A psychoanalyst in search of the logic of the absurd
It is there in our night dreams, in our Freudian slips, in our jokes… Bewildering situations incite us to search for meanings and explanations elsewhere, even when these lie beyond evidence-based facts
During a therapy session, one of my patients, perplexed by the furor over the U.S. election, tells me: “I’ve never been interested in politics, let alone U.S. politics. So why can’t I take my eyes off that antiquated cartoon character [Trump]?” To which he himself replies: “Because it’s absurd… a farce.” Another patient, middle-aged and with a successful career, comes to see me, tormented by an order that states: “If you don’t pray two hours before going to work, you’ll be fired.” And he asks: “If it’s absurd, why do I do it?” The more vivid his obsessive experience, the more compelling the compulsion.
We live in an age of bewilderment that brings with it a panoply of absurdities. Not just in regard to world politics. We are attracted to the absurdity of absurdity itself. But what constitutes the feeling of absurdity? And what mechanisms allow such a meaningless psychological manifestation to be so important for the psychic life of the human being?
Travis Proulx of Cardiff University, who has been studying psychological responses to absurdity, explains: “When we talk about absurdity, we’re talking about violations of our mental models — it’s a topic that existentialist philosophers have devoted a lot of their thinking to. Death is the most powerful threat — it violates all models — but in everyday life, we constantly face violations of our expectations of how the world works. The more our patterns are challenged, the more anxious we become and the more action-oriented we become to get away from what threatens our meaning maintenance models.” The person caught up in absurdity tends to see patterns where there are none, becoming more prone to conspiracy theories or religious causality.

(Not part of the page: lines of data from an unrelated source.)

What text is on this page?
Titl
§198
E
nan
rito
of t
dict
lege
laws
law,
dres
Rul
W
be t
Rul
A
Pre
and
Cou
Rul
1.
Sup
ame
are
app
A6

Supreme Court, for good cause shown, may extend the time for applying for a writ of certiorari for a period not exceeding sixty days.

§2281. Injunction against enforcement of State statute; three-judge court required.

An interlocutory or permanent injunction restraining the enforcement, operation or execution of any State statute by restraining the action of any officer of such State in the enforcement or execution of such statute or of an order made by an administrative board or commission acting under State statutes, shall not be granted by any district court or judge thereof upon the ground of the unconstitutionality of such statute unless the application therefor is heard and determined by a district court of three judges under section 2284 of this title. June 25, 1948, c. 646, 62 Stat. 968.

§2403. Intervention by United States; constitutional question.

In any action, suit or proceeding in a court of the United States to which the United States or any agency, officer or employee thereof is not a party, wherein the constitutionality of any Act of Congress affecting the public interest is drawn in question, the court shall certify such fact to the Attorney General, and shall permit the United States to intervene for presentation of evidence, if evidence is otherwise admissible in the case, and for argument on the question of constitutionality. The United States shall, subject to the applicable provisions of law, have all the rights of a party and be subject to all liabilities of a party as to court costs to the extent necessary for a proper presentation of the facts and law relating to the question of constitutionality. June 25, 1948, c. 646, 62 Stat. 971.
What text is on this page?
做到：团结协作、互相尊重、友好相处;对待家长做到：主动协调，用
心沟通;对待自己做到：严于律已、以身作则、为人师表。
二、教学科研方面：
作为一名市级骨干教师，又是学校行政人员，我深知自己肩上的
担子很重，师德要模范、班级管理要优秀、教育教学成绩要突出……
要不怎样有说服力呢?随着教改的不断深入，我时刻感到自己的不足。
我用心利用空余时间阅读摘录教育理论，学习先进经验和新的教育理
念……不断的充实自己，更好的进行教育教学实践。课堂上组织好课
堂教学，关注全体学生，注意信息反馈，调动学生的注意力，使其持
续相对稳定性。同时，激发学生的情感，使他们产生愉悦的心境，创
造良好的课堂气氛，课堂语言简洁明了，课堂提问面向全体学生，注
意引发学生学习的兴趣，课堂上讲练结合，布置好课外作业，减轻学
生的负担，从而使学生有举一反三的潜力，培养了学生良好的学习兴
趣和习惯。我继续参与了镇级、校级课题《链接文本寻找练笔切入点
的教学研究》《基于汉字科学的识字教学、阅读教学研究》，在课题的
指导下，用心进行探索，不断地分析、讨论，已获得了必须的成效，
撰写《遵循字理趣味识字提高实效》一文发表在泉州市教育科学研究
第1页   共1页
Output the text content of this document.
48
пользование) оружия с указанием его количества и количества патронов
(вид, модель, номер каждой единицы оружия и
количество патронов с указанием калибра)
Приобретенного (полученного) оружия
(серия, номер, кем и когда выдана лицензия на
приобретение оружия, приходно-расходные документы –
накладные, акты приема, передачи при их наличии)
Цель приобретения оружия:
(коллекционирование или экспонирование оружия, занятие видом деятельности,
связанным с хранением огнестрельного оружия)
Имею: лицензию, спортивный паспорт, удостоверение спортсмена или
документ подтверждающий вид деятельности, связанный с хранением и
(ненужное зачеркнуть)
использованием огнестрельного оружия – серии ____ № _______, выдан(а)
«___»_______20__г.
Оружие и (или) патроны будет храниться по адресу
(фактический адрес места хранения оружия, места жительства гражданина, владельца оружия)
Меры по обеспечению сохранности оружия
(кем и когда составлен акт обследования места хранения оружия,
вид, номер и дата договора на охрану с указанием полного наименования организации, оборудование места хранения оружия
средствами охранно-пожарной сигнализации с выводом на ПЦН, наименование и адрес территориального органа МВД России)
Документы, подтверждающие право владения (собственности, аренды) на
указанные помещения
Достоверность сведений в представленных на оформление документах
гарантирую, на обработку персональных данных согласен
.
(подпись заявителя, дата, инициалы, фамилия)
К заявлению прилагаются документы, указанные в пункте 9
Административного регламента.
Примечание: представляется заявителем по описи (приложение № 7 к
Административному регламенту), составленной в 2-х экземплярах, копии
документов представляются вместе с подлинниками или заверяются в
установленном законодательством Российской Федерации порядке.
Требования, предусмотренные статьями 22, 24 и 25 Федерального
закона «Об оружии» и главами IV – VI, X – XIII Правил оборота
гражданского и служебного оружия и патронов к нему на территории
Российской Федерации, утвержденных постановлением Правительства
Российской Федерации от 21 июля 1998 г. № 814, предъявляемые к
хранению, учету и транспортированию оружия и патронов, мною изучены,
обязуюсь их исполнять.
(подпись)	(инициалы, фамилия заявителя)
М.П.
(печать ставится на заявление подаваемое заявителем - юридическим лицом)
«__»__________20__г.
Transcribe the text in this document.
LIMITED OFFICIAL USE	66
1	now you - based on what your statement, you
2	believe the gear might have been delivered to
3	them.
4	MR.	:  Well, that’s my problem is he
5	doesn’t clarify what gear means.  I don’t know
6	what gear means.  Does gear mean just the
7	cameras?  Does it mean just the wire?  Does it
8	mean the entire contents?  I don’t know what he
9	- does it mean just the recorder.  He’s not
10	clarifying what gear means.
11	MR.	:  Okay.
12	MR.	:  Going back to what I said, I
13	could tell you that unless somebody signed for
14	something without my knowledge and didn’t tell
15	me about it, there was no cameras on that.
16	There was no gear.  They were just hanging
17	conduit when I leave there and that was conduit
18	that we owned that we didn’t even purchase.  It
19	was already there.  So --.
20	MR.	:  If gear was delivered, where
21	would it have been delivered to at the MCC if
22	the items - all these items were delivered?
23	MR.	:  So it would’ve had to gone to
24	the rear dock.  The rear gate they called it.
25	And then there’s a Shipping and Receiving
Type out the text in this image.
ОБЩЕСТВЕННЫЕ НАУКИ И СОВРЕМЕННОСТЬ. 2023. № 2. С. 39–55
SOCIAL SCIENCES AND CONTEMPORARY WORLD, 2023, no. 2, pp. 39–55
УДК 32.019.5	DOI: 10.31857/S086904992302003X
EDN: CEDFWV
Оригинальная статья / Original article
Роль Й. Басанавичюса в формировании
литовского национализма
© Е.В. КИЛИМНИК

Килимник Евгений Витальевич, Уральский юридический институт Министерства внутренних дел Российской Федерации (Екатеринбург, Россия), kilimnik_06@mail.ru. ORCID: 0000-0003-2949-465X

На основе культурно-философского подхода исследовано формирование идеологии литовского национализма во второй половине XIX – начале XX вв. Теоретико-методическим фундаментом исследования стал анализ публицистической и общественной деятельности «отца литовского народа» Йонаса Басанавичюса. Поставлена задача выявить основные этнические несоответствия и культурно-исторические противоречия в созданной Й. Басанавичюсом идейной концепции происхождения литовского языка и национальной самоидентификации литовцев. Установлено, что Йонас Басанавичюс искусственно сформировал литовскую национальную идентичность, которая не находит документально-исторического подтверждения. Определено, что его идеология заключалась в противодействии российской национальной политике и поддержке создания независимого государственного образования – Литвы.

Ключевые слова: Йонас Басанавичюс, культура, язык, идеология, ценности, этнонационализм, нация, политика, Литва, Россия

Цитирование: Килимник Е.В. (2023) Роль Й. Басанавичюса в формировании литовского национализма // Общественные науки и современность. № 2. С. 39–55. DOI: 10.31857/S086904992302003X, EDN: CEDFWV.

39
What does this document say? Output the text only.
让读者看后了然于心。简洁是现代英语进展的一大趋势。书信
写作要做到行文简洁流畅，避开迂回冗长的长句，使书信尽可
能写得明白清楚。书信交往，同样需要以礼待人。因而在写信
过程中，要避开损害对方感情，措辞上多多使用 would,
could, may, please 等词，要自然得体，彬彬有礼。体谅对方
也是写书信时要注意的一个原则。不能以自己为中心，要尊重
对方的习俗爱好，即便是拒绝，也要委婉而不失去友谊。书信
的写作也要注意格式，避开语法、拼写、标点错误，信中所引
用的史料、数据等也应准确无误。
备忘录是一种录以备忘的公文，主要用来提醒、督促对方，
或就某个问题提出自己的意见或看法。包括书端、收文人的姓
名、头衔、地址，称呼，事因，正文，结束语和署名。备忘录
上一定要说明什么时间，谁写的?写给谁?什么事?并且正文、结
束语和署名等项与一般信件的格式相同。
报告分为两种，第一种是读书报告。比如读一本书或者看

The need for order is satisfied, it seems, regardless of the veracity of the evidence. “Threats to our meaning maintenance frameworks, whatever their source, motivate us to look for meaning elsewhere,” Proulx emphasizes. In the initial phase of anxiety, the state of arousal can be measured by pupil dilation. “You are motivated and you see the signals in the noise,” says Proulx, whose work frequently uses pupillometry to quantify physiological arousal in the face of “the feeling of absurdity.” What’s more, brain imaging studies of people asked to confront absurd dilemmas record, he says, significant levels of activity in the anterior cingulate cortex, “which is involved in attention and emotion regulation, inhibitory control, error monitoring, and motivation.”
But not all uncertainties are equal, and we should not expect them to have the same effects. Traumatic events violate deep meaning structures, become existential enigmas, and force us to readjust our expectations of reality. “Post-traumatic stress disorder leads to chronic vigilance; any small anomaly triggers overwhelming anxiety that is maladaptive.” However, within a reasonable spectrum of absurdity, activation of the signal-in-noise monitoring pattern can be beneficial.
To test this, Proulx and his colleague Steven H. Heine of the University of British Columbia asked one group of students to read a modified version of Franz Kafka’s short story A Country Doctor that included a series of absurd and somewhat disturbing events. A second group read a different version, in which the plot did make sense. They were then asked to complete a grammar-learning task in which they were exposed to hidden patterns in strings of letters, then asked to copy the individual letter strings and mark those that followed a similar pattern.
Those who read the nonsensical version identified a greater number of strings of letters. “Clearly, they were motivated to find a structure,” the researchers conclude, “but more significantly, they were actually more accurate than those who read the coherent version. They actually learned the pattern better than the other participants.” The test is a measure of implicit learning, or knowledge acquired without conscious awareness. We are so motivated to get rid of the feeling of strangeness that we unconsciously look for meaning and coherence elsewhere, channeling the feeling into some other project.
Wherever we look, absurdity is everywhere. Every night we have an appointment with absurdity in our dreams; during the day, we stumble upon it in our Freudian slips; what would a joke be without its absurd core? Simple common sense cannot take us very far into the dimension of the unconscious, which expresses itself in a very absurd way.
The absurd incites us to configure alternative frames of meaning in order to maintain the integrity of the self and our environment. In the words of the poet Pierre Reverdy: “Poetic reality emerges from the bringing together of two distant realities.”